Nisbet was eventually captured at Fenwick and following trial was executed in the Grassmarket in Edinburgh on 4 December 1685 by hanging. Nisbet is buried at Greyfriars Kirkyard in Edinburgh, and there is a memorial monument at Loudoun Parish Kirk in Newmilns.

==Family==
He married Margaret Law in 1651. By his wife, Margaret Law, he had several children, but only three sons survived him, namely, Hugh, James, and Alexander. Serjeant James Nisbet was son to John Nisbet of Hardhill, and died in 1726, in Edinburgh Castle. His diary is chiefly religious. For extracts see Appendix to "Memoirs of Veitch and Brysson." His speaking portrait of Peden will be found in "The Fifty-Years' Struggle," by Dodds, p. 339.

==Works==
With a short account of his last words on the Scaffold. 4 December 1685. Dr.

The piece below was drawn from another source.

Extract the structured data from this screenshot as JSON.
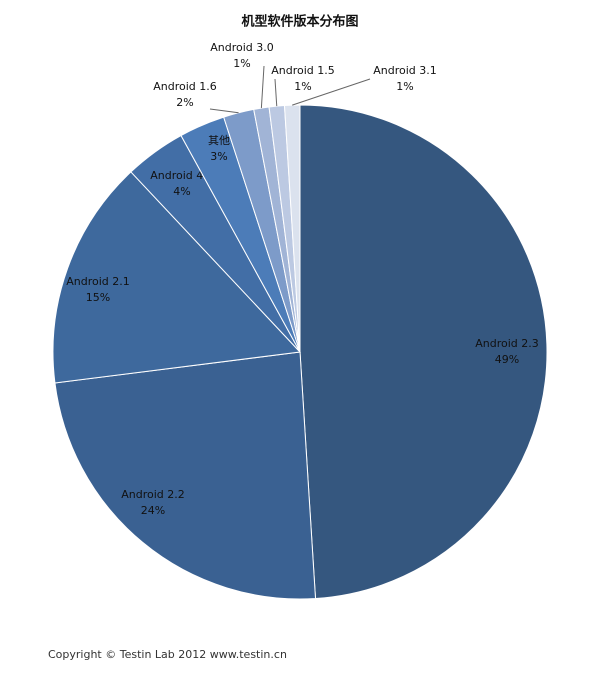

Tweedie said: "Few, perhaps, would now approve of all the sentiments emitted by John Nisbet; but there can be as few who do not admire the fortitude with which he endured for what he reckoned the truth, and the patience with which he suffered rather than consent to violate his conscience or compromise his convictions.". [The first edition appeared in 1718, with a preface by James Nisbet his son, then in Edinburgh Castle.]